1. Sequence: 25, 35, 45, 55
- The sequence increases by 10 each time.
- The nth term can be found using the formula: \( a_n = 25 + (n-1) \times 10 \)
- a. Tenth number: \( a_{10} = 25 + (10-1) \times 10 = 25 + 90 = 115 \)
- b. Twentieth number: \( a_{20} = 25 + (20-1) \times 10 = 25 + 190 = 215 \)
- c. Hundredth number: \( a_{100} = 25 + (100-1) \times 10 = 25 + 990 = 1015 \)
2. Sequence: 100, 200, 300, 400
- The sequence increases by 100 each time.
- The nth term can be found using the formula: \( a_n = 100 + (n-1) \times 100 \)
- a. Tenth number: \( a_{10} = 100 + (10-1) \times 100 = 100 + 900 = 1000 \)
- b. Twentieth number: \( a_{20} = 100 + (20-1) \times 100 = 100 + 1900 = 2000 \)
- c. Hundredth number: \( a_{100} = 100 + (100-1) \times 100 = 100 + 9900 = 10000 \)
3. Sequence: 60, 80, 100, 120
- The sequence increases by 20 each time.
- The nth term can be found using the formula: \( a_n = 60 + (n-1) \times 20 \)
- a. Tenth number: \( a_{10} = 60 + (10-1) \times 20 = 60 + 180 = 240 \)
- b. Twentieth number: \( a_{20} = 60 + (20-1) \times 20 = 60 + 380 = 440 \)
- c. Hundredth number: \( a_{100} = 60 + (100-1) \times 20 = 60 + 1980 = 2040 \)
4. Sequence: 1000, 2000, 3000, 4000
- The sequence increases by 1000 each time.

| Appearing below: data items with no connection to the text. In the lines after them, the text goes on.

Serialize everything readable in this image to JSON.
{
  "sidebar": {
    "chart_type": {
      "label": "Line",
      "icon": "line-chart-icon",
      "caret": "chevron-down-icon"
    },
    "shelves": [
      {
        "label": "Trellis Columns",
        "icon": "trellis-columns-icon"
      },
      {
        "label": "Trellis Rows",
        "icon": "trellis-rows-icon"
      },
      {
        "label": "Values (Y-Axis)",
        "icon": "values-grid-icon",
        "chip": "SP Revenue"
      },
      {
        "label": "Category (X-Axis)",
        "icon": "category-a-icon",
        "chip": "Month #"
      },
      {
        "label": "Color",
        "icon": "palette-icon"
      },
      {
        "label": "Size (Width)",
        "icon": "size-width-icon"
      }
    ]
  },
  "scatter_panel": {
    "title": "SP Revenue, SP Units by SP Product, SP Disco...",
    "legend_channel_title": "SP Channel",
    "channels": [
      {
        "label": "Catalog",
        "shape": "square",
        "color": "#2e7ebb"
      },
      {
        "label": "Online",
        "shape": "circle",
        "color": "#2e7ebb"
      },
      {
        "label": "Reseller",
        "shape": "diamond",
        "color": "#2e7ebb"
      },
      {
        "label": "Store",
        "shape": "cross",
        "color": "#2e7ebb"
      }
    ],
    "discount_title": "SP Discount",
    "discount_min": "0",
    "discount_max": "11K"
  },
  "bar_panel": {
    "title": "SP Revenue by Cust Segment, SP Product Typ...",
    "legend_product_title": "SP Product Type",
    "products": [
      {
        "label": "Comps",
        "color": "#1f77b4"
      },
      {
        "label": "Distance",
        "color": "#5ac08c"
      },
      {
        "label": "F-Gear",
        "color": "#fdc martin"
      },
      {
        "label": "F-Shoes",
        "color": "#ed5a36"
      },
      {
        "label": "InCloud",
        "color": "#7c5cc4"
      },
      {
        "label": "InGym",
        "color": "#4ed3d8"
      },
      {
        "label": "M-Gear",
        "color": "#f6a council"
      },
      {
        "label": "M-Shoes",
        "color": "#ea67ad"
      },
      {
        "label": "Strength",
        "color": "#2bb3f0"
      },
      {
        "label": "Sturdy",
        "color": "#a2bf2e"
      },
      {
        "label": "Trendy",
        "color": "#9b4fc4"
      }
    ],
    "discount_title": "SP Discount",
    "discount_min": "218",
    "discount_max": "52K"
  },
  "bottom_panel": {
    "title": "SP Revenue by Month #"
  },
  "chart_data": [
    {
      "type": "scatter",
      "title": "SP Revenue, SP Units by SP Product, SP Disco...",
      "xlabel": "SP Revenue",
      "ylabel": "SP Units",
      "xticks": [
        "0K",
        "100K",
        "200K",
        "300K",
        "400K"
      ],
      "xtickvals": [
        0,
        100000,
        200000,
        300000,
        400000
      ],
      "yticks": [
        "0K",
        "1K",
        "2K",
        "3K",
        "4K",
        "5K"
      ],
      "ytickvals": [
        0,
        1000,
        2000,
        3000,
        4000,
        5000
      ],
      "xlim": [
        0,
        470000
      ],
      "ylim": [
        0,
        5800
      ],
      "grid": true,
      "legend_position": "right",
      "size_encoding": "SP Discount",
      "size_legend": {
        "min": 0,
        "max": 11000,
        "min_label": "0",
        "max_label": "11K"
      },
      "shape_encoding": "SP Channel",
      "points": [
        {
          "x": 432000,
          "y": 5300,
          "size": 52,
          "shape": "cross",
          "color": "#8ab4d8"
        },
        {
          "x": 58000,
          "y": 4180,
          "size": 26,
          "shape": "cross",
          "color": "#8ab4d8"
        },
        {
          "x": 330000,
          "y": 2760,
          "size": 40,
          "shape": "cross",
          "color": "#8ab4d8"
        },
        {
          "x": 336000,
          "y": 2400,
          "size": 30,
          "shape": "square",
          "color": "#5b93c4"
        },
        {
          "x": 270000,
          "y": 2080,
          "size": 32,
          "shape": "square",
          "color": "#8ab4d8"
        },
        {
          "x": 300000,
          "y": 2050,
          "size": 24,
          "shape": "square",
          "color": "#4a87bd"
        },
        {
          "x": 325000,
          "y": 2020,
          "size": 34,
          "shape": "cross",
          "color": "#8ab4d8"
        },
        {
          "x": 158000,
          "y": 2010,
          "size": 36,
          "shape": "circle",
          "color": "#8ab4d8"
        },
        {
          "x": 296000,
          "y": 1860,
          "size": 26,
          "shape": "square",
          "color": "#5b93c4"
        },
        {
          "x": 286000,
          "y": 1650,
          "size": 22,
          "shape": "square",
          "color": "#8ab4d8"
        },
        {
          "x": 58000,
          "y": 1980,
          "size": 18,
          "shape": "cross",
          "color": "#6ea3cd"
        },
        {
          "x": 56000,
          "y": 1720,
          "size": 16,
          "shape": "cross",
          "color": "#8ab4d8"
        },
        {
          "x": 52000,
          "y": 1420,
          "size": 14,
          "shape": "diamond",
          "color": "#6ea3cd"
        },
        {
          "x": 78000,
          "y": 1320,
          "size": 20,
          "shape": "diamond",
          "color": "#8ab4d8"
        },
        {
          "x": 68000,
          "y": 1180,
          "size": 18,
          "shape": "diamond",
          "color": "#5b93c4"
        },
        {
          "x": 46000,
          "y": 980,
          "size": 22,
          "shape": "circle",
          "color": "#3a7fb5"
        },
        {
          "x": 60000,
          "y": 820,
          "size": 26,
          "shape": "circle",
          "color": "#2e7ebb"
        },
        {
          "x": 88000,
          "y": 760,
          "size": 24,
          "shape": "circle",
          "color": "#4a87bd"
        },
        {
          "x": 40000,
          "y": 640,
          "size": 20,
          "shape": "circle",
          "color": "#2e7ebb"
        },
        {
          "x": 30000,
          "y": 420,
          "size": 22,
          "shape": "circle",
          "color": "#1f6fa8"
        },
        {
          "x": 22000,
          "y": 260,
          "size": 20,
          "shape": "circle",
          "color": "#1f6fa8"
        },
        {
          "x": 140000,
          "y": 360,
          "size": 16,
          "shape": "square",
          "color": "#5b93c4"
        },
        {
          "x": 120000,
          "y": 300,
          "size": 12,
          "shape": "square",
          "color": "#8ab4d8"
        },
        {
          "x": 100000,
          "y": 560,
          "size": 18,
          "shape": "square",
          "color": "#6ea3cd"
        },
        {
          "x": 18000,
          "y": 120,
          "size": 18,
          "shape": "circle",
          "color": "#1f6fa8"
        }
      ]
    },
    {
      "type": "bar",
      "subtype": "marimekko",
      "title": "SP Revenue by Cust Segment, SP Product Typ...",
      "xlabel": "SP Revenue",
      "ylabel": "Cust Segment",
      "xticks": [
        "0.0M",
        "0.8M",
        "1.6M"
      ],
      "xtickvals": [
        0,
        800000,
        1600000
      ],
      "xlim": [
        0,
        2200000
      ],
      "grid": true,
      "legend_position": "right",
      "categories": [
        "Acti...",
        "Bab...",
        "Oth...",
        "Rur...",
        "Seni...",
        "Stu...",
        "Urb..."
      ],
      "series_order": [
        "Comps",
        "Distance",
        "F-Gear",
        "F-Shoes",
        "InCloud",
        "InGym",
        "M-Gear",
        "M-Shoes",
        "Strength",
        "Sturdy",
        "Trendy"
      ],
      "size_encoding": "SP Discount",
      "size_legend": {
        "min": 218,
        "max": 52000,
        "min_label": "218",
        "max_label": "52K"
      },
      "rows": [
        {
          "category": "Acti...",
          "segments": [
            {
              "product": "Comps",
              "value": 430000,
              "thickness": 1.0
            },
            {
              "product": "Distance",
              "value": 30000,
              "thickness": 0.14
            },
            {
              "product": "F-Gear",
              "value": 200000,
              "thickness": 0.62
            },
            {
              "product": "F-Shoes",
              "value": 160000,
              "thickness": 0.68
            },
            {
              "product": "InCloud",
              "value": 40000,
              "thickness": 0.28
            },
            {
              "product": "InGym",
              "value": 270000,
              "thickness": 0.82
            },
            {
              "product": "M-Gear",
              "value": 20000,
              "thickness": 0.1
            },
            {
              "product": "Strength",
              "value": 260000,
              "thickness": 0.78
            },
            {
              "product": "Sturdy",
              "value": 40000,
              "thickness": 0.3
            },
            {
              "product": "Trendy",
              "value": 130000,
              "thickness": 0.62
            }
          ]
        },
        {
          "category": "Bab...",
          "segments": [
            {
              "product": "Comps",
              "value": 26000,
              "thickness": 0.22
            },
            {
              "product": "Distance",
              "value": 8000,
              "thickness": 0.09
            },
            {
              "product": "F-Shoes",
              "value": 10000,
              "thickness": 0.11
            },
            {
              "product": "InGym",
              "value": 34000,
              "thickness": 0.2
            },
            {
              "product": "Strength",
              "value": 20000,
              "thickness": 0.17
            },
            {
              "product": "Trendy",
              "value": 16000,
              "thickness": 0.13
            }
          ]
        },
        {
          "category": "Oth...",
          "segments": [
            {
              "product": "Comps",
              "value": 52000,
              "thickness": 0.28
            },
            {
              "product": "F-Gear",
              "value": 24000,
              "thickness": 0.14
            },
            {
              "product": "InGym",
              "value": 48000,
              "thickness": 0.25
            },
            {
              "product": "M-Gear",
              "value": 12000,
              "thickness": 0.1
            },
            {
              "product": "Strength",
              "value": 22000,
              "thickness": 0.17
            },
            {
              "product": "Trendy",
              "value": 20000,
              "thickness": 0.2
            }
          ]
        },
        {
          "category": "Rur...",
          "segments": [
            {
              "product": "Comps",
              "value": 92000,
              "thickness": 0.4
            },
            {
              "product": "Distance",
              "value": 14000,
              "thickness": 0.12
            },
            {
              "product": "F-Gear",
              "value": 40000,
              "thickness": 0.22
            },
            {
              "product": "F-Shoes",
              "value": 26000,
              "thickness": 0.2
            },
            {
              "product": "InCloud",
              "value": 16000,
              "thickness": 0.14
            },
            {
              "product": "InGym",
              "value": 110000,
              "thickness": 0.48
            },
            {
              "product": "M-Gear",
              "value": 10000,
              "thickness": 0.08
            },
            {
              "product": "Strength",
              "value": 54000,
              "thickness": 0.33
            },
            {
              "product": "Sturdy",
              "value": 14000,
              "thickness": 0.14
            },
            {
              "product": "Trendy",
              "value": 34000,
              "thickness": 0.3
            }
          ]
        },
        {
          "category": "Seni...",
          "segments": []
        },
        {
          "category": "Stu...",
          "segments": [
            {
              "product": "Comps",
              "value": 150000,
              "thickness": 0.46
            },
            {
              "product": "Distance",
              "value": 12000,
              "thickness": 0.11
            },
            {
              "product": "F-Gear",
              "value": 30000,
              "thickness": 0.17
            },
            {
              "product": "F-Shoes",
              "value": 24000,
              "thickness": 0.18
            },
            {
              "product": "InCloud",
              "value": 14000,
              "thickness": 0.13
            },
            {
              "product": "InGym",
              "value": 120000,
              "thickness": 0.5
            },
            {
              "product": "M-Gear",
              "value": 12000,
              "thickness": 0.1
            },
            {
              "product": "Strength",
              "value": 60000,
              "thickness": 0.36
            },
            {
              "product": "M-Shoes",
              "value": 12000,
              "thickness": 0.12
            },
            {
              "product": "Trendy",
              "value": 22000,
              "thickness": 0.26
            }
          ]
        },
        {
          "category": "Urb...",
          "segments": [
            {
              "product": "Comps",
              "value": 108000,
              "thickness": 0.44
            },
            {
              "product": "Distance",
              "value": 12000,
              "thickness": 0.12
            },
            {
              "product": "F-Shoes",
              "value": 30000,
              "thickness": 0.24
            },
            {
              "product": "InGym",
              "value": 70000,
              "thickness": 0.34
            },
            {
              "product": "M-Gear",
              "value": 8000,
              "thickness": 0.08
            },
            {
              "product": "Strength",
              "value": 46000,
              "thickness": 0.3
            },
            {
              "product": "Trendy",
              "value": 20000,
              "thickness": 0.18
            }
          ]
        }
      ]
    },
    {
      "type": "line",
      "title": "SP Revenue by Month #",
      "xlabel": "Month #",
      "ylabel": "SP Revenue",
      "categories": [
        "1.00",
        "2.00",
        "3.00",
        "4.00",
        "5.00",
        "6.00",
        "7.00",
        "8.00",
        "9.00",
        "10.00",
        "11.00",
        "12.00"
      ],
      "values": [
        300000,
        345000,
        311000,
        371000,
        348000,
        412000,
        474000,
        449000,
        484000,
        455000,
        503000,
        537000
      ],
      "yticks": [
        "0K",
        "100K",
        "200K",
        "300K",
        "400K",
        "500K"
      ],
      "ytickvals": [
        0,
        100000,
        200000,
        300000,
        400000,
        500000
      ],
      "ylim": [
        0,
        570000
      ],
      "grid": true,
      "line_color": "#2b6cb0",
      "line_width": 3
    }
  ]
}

- The nth term can be found using the formula: \( a_n = 1000 + (n-1) \times 1000 \)
- a. Tenth number: \( a_{10} = 1000 + (10-1) \times 1000 = 1000 + 9000 = 10000 \)
- b. Twentieth number: \( a_{20} = 1000 + (20-1) \times 1000 = 1000 + 19000 = 20000 \)
- c. Hundredth number: \( a_{100} = 1000 + (100-1) \times 1000 = 1000 + 99000 = 100000 \)
Parent Tip: Review the logic above to help your child master the concept of sequences worksheet year 5.